23 de Febrero.- Querida Ainara: el fin de semana pasado estuve en una exposición en el Museo Albertina de Viena. En las paredes, de un bonito color marengo, colgaban escasamente iluminadas varios cientos de obras de artistas del grupo Der Blaue Reiter (El jinete azul), una peña de artistas capitaneada por Vasily Kandisnki que revolucionó el arte centroeuropeo de esa larga postrimería del siglo diecinueve que fue el periodo anterior a la primera guerra mundial.
En una de las últimas salas, cercana a la salida, colgaban algunos cuadros muy perturbadores. Describían pesadillas. Campos de batalla llenos de muertos, hombres con aspecto de profeta bíblico perseguidos por enormes libélulas, cadáveres vaciados. Pensamos inmediatamente que se trataba de las visiones torturadas de un veterano de la Gran Guerra pero, al ver las fechas de ejecución de las angustiosas estampas, nos dimos cuenta de que, la mayoría de los cuadros, databan de fecha tan temprana como 1910.
El artista que los había pintado, cuya fotografía presidía la selección de sus obras, hubiera podido pasar por un Mod de finales de los cincuenta. Una intensa y triste mirada juvenil, una expresión tocada por quién sabe qué dolor secreto. Tras leer una biografía a la que sólo le dio tiempo a ser escueta, me fijé en la fecha de su muerte. Aquel hombre, al que ya sobrepaso en edad, murió a los veintisiete años durante una misión de reconocimiento en la batalla de Verdún. El destino de aquel joven me conmovió como sólo nos conmueve aquello que nosotros hubiéramos podido ser.
A mi lado, la gente seguía mirando los cuadros, comentando tal o cual detalle curioso. Un niño de unos diez o doce años, bostezaba sin entender nada. Un anciano arrastraba una pierna de cuadro en cuadro, acercándose mucho a las obras, como si sopesar aquellas acuarelas fuese una de las últimas batallas ante las que se resistía a capitular. Dos mujeres charlaban entre susurros, sentadas en un banco. Y yo, tu tío, me sorprendía mucho de que aquella gente pudiera permanecer tan impasible ante el fenómeno del que aquella exposición era un acta levantada y doliente.
¿Qué hubiera sido de aquellos artistas, en su mayoría jóvenes, si la Gran Guerra no hubiera truncado su vida? ¿Qué hubiera sido de los millones de hombres que perecieron en la siguiente? ¿Qué sería de la humanidad si todos los niños que nacen hoy tuvieran las mínimas oportunidades de demostrar de lo que son capaces?

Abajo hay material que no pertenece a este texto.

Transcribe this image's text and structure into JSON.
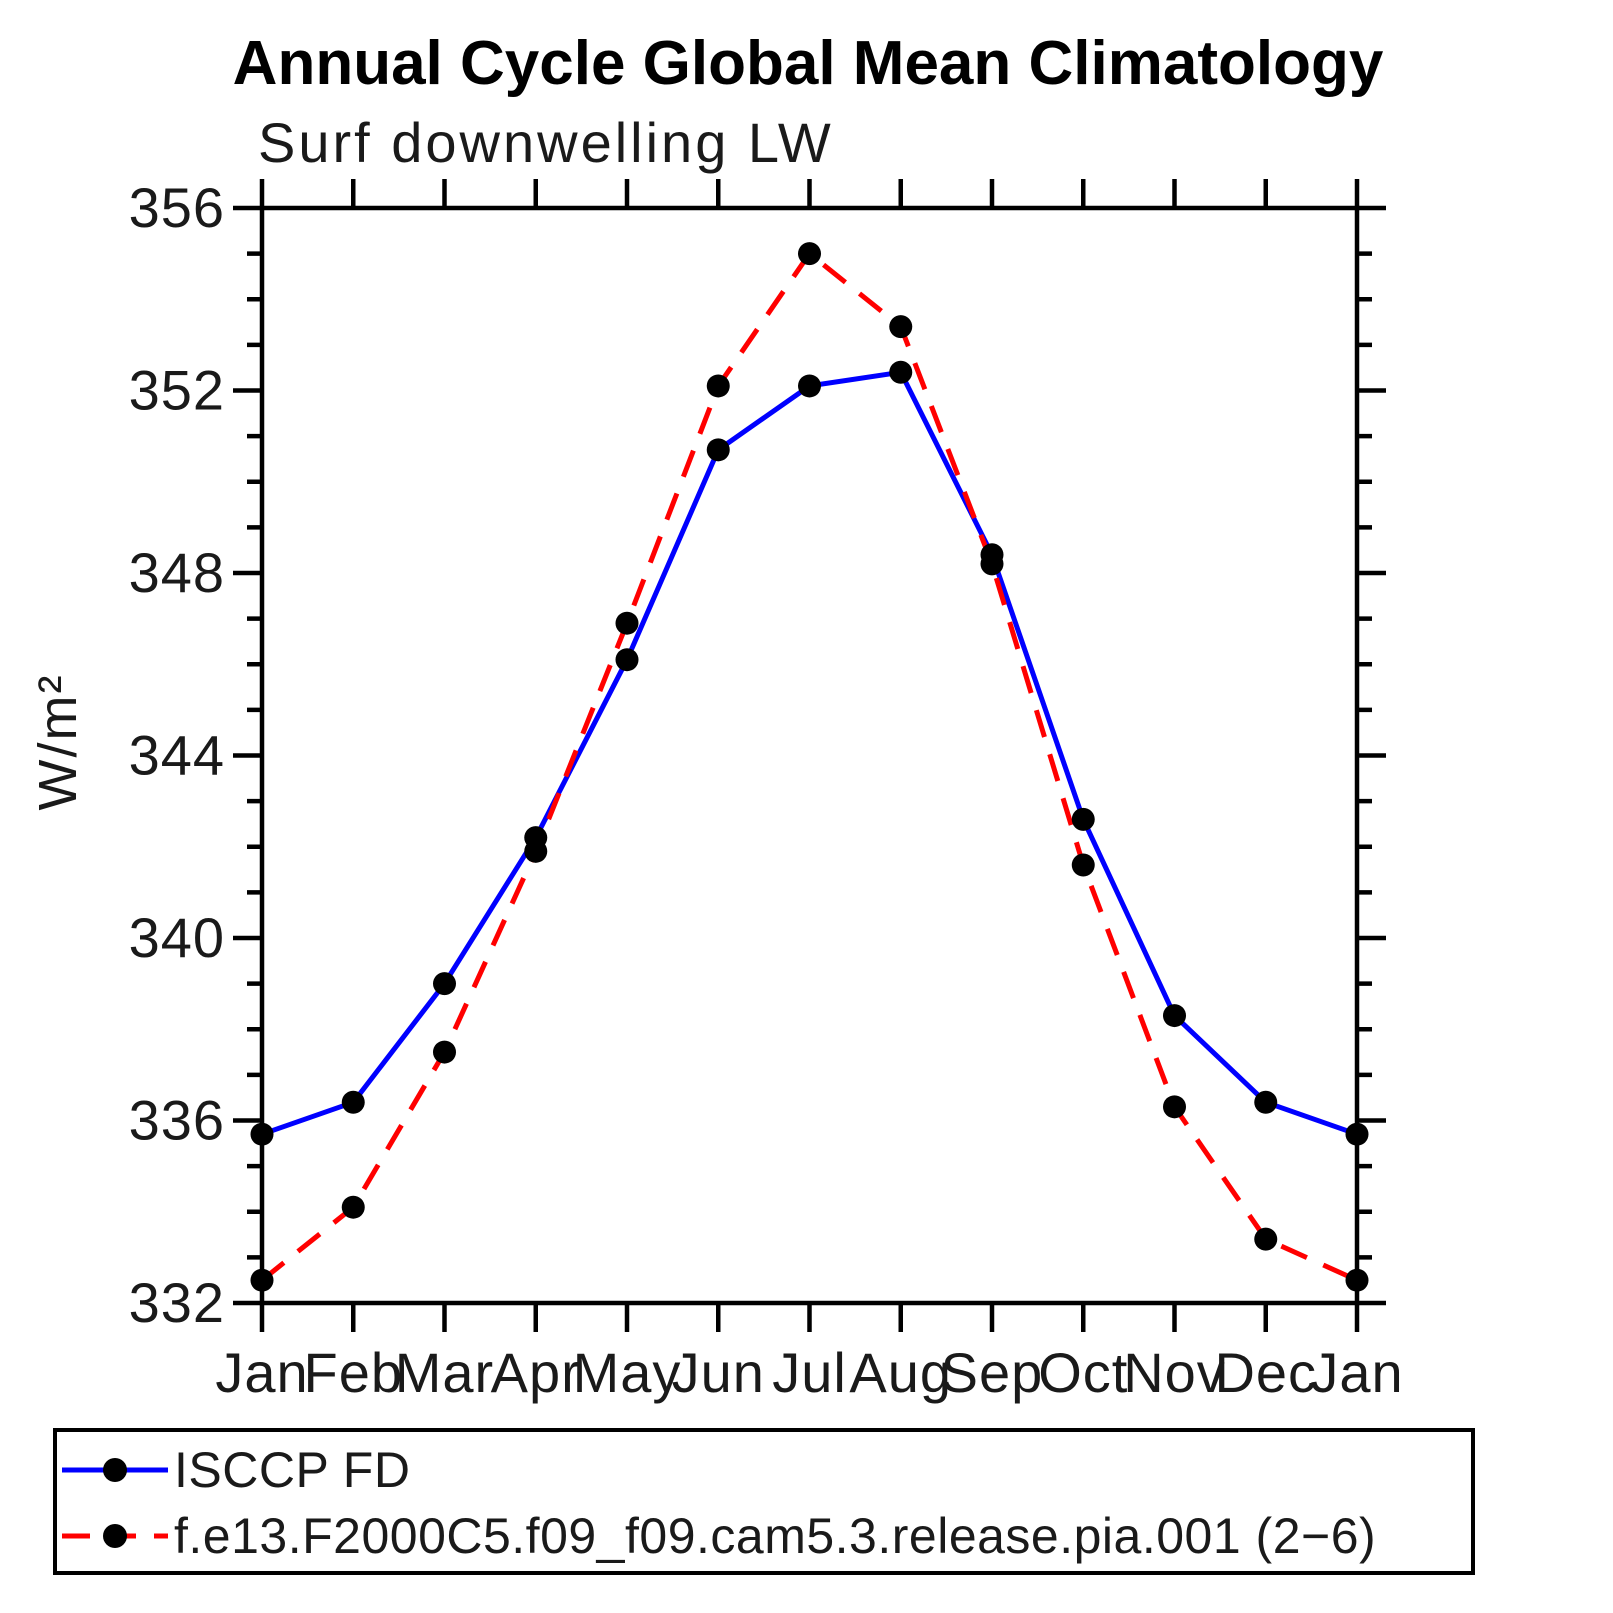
{
  "chart": {
    "title": "Annual Cycle Global Mean Climatology",
    "subtitle": "Surf downwelling LW",
    "ylabel": "W/m²"
  },
  "chart_data": {
    "type": "line",
    "title": "Annual Cycle Global Mean Climatology",
    "subtitle": "Surf downwelling LW",
    "xlabel": "",
    "ylabel": "W/m²",
    "categories": [
      "Jan",
      "Feb",
      "Mar",
      "Apr",
      "May",
      "Jun",
      "Jul",
      "Aug",
      "Sep",
      "Oct",
      "Nov",
      "Dec",
      "Jan"
    ],
    "ylim": [
      332,
      356
    ],
    "ytick_major_step": 4,
    "ytick_minor_step": 1,
    "ytick_labels": [
      "332",
      "336",
      "340",
      "344",
      "348",
      "352",
      "356"
    ],
    "grid": false,
    "legend_position": "bottom",
    "frame_color": "#000000",
    "marker_color": "#000000",
    "series": [
      {
        "name": "ISCCP FD",
        "color": "#0000ff",
        "line_style": "solid",
        "marker": "circle",
        "values": [
          335.7,
          336.4,
          339.0,
          342.2,
          346.1,
          350.7,
          352.1,
          352.4,
          348.4,
          342.6,
          338.3,
          336.4,
          335.7
        ]
      },
      {
        "name": "f.e13.F2000C5.f09_f09.cam5.3.release.pia.001 (2−6)",
        "color": "#ff0000",
        "line_style": "dashed",
        "marker": "circle",
        "values": [
          332.5,
          334.1,
          337.5,
          341.9,
          346.9,
          352.1,
          355.0,
          353.4,
          348.2,
          341.6,
          336.3,
          333.4,
          332.5
        ]
      }
    ]
  }
}
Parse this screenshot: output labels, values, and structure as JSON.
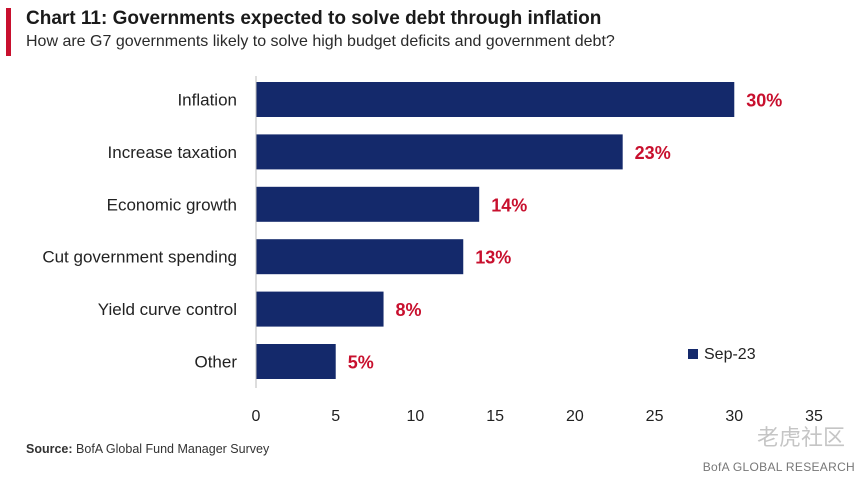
{
  "header": {
    "title": "Chart 11: Governments expected to solve debt through inflation",
    "subtitle": "How are G7  governments likely to solve high budget deficits and government debt?"
  },
  "chart_data": {
    "type": "bar",
    "orientation": "horizontal",
    "title": "Chart 11: Governments expected to solve debt through inflation",
    "subtitle": "How are G7  governments likely to solve high budget deficits and government debt?",
    "categories": [
      "Inflation",
      "Increase taxation",
      "Economic growth",
      "Cut government spending",
      "Yield curve control",
      "Other"
    ],
    "series": [
      {
        "name": "Sep-23",
        "values": [
          30,
          23,
          14,
          13,
          8,
          5
        ],
        "data_labels": [
          "30%",
          "23%",
          "14%",
          "13%",
          "8%",
          "5%"
        ]
      }
    ],
    "xlim": [
      0,
      35
    ],
    "x_ticks": [
      "0",
      "5",
      "10",
      "15",
      "20",
      "25",
      "30",
      "35"
    ],
    "grid": false,
    "legend_position": "bottom-right"
  },
  "colors": {
    "bar": "#14296b",
    "data_label": "#c8102e",
    "accent": "#c8102e"
  },
  "footer": {
    "source_label": "Source:",
    "source_text": "BofA Global Fund Manager Survey",
    "brand": "BofA GLOBAL RESEARCH",
    "watermark": "老虎社区"
  }
}
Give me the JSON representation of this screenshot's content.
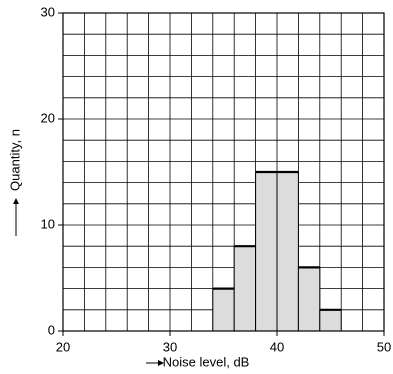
{
  "chart_data": {
    "type": "histogram",
    "xlabel": "Noise level, dB",
    "ylabel": "Quantity, n",
    "bins": [
      34,
      36,
      38,
      40,
      42,
      44,
      46
    ],
    "values": [
      4,
      8,
      15,
      15,
      6,
      2
    ],
    "color": "#dcdcdc",
    "xlim": [
      20,
      50
    ],
    "ylim": [
      0,
      30
    ],
    "xticks": [
      20,
      30,
      40,
      50
    ],
    "yticks": [
      0,
      10,
      20,
      30
    ],
    "xgrid": [
      20,
      22,
      24,
      26,
      28,
      30,
      32,
      34,
      36,
      38,
      40,
      42,
      44,
      46,
      48,
      50
    ],
    "ygrid": [
      0,
      2,
      4,
      6,
      8,
      10,
      12,
      14,
      16,
      18,
      20,
      22,
      24,
      26,
      28,
      30
    ],
    "grid": true
  }
}
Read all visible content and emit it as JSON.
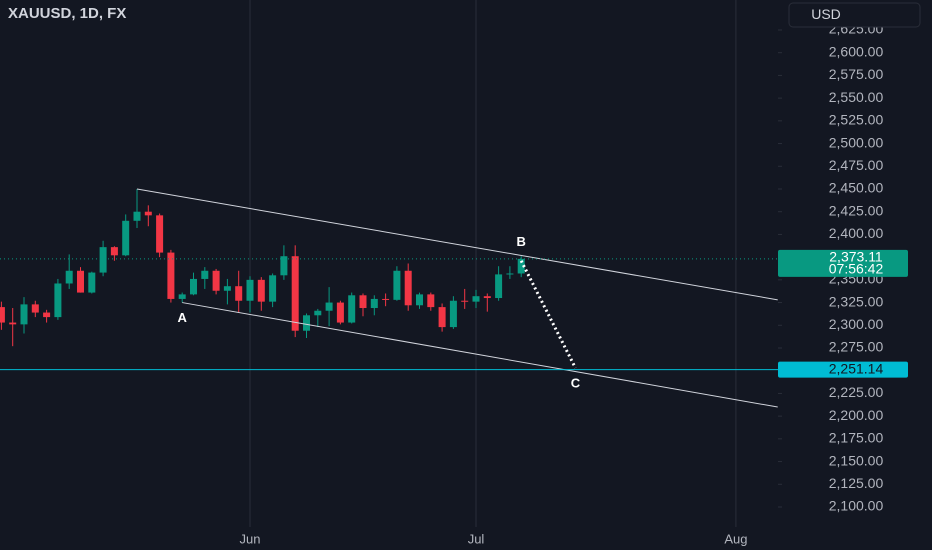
{
  "chart_data": {
    "type": "candlestick",
    "title": "XAUUSD, 1D, FX",
    "currency": "USD",
    "categories": [
      null,
      null,
      null,
      null,
      null,
      null,
      null,
      null,
      null,
      null,
      null,
      null,
      null,
      null,
      null,
      null,
      null,
      null,
      null,
      null,
      null,
      null,
      "Jun",
      null,
      null,
      null,
      null,
      null,
      null,
      null,
      null,
      null,
      null,
      null,
      null,
      null,
      null,
      null,
      null,
      null,
      null,
      null,
      "Jul",
      null,
      null,
      null,
      null,
      null,
      null,
      null,
      null,
      null,
      null,
      null,
      null,
      null,
      null,
      null,
      null,
      null,
      null,
      null,
      null,
      null,
      null,
      "Aug",
      null,
      null,
      null
    ],
    "open": [
      2320,
      2303,
      2301,
      2323,
      2314,
      2309,
      2346,
      2360,
      2336,
      2358,
      2386,
      2377,
      2415,
      2425,
      2421,
      2380,
      2329,
      2334,
      2351,
      2360,
      2338,
      2343,
      2327,
      2350,
      2326,
      2355,
      2376,
      2294,
      2311,
      2316,
      2325,
      2303,
      2333,
      2319,
      2329,
      2328,
      2360,
      2322,
      2334,
      2320,
      2298,
      2327,
      2326,
      2332,
      2330,
      2356,
      2357,
      null,
      null,
      null,
      null,
      null,
      null,
      null,
      null,
      null,
      null,
      null,
      null,
      null,
      null,
      null,
      null,
      null,
      null,
      null,
      null,
      null,
      null
    ],
    "high": [
      2326,
      2319,
      2331,
      2327,
      2317,
      2351,
      2378,
      2364,
      2359,
      2393,
      2387,
      2422,
      2450,
      2432,
      2423,
      2383,
      2336,
      2358,
      2364,
      2362,
      2351,
      2360,
      2354,
      2353,
      2357,
      2388,
      2388,
      2313,
      2318,
      2342,
      2327,
      2336,
      2335,
      2333,
      2335,
      2365,
      2368,
      2336,
      2336,
      2324,
      2332,
      2340,
      2339,
      2335,
      2365,
      2365,
      2376,
      null,
      null,
      null,
      null,
      null,
      null,
      null,
      null,
      null,
      null,
      null,
      null,
      null,
      null,
      null,
      null,
      null,
      null,
      null,
      null,
      null,
      null
    ],
    "low": [
      2295,
      2277,
      2291,
      2309,
      2303,
      2306,
      2340,
      2336,
      2335,
      2354,
      2371,
      2376,
      2407,
      2409,
      2375,
      2325,
      2325,
      2333,
      2340,
      2334,
      2323,
      2314,
      2314,
      2316,
      2320,
      2350,
      2287,
      2286,
      2298,
      2299,
      2301,
      2302,
      2310,
      2311,
      2321,
      2327,
      2316,
      2318,
      2316,
      2293,
      2296,
      2318,
      2319,
      2315,
      2327,
      2351,
      2353,
      null,
      null,
      null,
      null,
      null,
      null,
      null,
      null,
      null,
      null,
      null,
      null,
      null,
      null,
      null,
      null,
      null,
      null,
      null,
      null,
      null,
      null
    ],
    "close": [
      2303,
      2301,
      2323,
      2314,
      2309,
      2346,
      2360,
      2336,
      2358,
      2386,
      2377,
      2415,
      2425,
      2421,
      2380,
      2329,
      2334,
      2351,
      2360,
      2338,
      2343,
      2327,
      2350,
      2326,
      2355,
      2376,
      2294,
      2311,
      2316,
      2325,
      2303,
      2333,
      2319,
      2329,
      2328,
      2360,
      2322,
      2334,
      2320,
      2298,
      2327,
      2326,
      2332,
      2330,
      2356,
      2357,
      2373.11,
      null,
      null,
      null,
      null,
      null,
      null,
      null,
      null,
      null,
      null,
      null,
      null,
      null,
      null,
      null,
      null,
      null,
      null,
      null,
      null,
      null,
      null
    ],
    "up_color": "#089981",
    "down_color": "#f23645",
    "ylim": [
      2052.67,
      2658.0
    ],
    "yticks": [
      {
        "value": 2100,
        "label": "2,100.00"
      },
      {
        "value": 2125,
        "label": "2,125.00"
      },
      {
        "value": 2150,
        "label": "2,150.00"
      },
      {
        "value": 2175,
        "label": "2,175.00"
      },
      {
        "value": 2200,
        "label": "2,200.00"
      },
      {
        "value": 2225,
        "label": "2,225.00"
      },
      {
        "value": 2250,
        "label": "2,250.00"
      },
      {
        "value": 2275,
        "label": "2,275.00"
      },
      {
        "value": 2300,
        "label": "2,300.00"
      },
      {
        "value": 2325,
        "label": "2,325.00"
      },
      {
        "value": 2350,
        "label": "2,350.00"
      },
      {
        "value": 2375,
        "label": "2,375.00"
      },
      {
        "value": 2400,
        "label": "2,400.00"
      },
      {
        "value": 2425,
        "label": "2,425.00"
      },
      {
        "value": 2450,
        "label": "2,450.00"
      },
      {
        "value": 2475,
        "label": "2,475.00"
      },
      {
        "value": 2500,
        "label": "2,500.00"
      },
      {
        "value": 2525,
        "label": "2,525.00"
      },
      {
        "value": 2550,
        "label": "2,550.00"
      },
      {
        "value": 2575,
        "label": "2,575.00"
      },
      {
        "value": 2600,
        "label": "2,600.00"
      },
      {
        "value": 2625,
        "label": "2,625.00"
      }
    ],
    "last_price": {
      "value": 2373.11,
      "label": "2,373.11",
      "countdown": "07:56:42",
      "color": "#089981"
    },
    "hline": {
      "value": 2251.14,
      "label": "2,251.14",
      "color": "#00bcd4"
    },
    "channel_lines": [
      [
        [
          12,
          2450
        ],
        [
          68.7,
          2328
        ]
      ],
      [
        [
          16,
          2325
        ],
        [
          68.7,
          2210
        ]
      ]
    ],
    "projection": [
      [
        46,
        2371
      ],
      [
        50.8,
        2253
      ]
    ],
    "wave_labels": [
      "A",
      "B",
      "C"
    ],
    "grid": true
  }
}
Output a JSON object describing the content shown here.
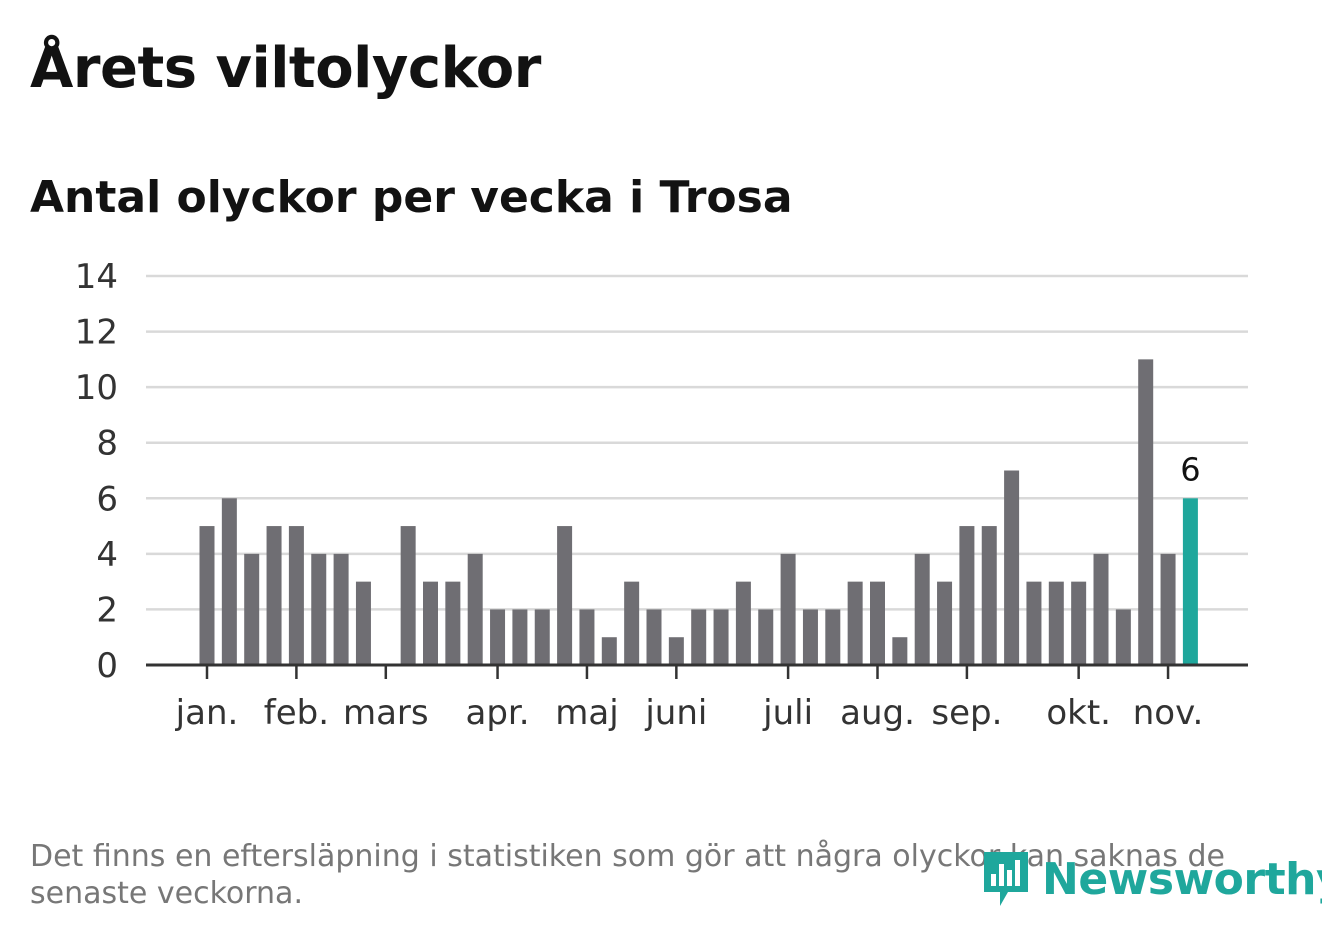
{
  "title": "Årets viltolyckor",
  "subtitle": "Antal olyckor per vecka i Trosa",
  "footnote": "Det finns en eftersläpning i statistiken som gör att några olyckor kan saknas de senaste veckorna.",
  "logo": {
    "text": "Newsworthy",
    "icon": "bar-chart-speech-bubble-icon"
  },
  "colors": {
    "bar": "#6f6e73",
    "highlight": "#1fa79c",
    "grid": "#d9d9d9",
    "axis": "#333333",
    "text": "#121212"
  },
  "chart_data": {
    "type": "bar",
    "title": "Antal olyckor per vecka i Trosa",
    "xlabel": "",
    "ylabel": "",
    "ylim": [
      0,
      14
    ],
    "yticks": [
      "0",
      "2",
      "4",
      "6",
      "8",
      "10",
      "12",
      "14"
    ],
    "grid": true,
    "values": [
      5,
      6,
      4,
      5,
      5,
      4,
      4,
      3,
      0,
      5,
      3,
      3,
      4,
      2,
      2,
      2,
      5,
      2,
      1,
      3,
      2,
      1,
      2,
      2,
      3,
      2,
      4,
      2,
      2,
      3,
      3,
      1,
      4,
      3,
      5,
      5,
      7,
      3,
      3,
      3,
      4,
      2,
      11,
      4,
      6
    ],
    "highlight_index": 44,
    "highlight_label": "6",
    "month_labels": [
      {
        "label": "jan.",
        "week_index": 0
      },
      {
        "label": "feb.",
        "week_index": 4
      },
      {
        "label": "mars",
        "week_index": 8
      },
      {
        "label": "apr.",
        "week_index": 13
      },
      {
        "label": "maj",
        "week_index": 17
      },
      {
        "label": "juni",
        "week_index": 21
      },
      {
        "label": "juli",
        "week_index": 26
      },
      {
        "label": "aug.",
        "week_index": 30
      },
      {
        "label": "sep.",
        "week_index": 34
      },
      {
        "label": "okt.",
        "week_index": 39
      },
      {
        "label": "nov.",
        "week_index": 43
      }
    ]
  }
}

En otras palabras: ¿Cuántos profesores Barbacid, cuántos Einstein, cuántos Steve Jobs mueren todos los días sin saber que son seres especiales porque no tienen ni tan siquiera los recursos mínimos para subsistir? ¿Por qué la humanidad se empeña en seguir desperdiciando ese capital humano que podría llevarnos a todos a cotas de bienestar y conocimiento inimaginables?
Pero quizá fuera en realidad que, lo más escalofriante de la exposición fuera otra cosa que permanecía agradablemente agazapada en el inconsciente de la mayoría de los presentes. Cuando observamos la historia, Ainara, tendemos a pensar que los protagonistas también sabían, como nosotros, cómo iba a acabar la película. Al ver la exposición de El Jinete Azul, la gente parecía asumir que, cuando estalló la primera guerra general, todos sabían que ganarían los aliados; o que, cuando la segunda irrumpió desgarradoramente en la escena planetaria, la victoria de la democracia estaba clara. Todos, en último extremo, asumimos en cierta forma que el hombre que pintó a un profeta perseguido por libélulas sabía perfectamente que la muerte le sorprendería a los veintisiete años.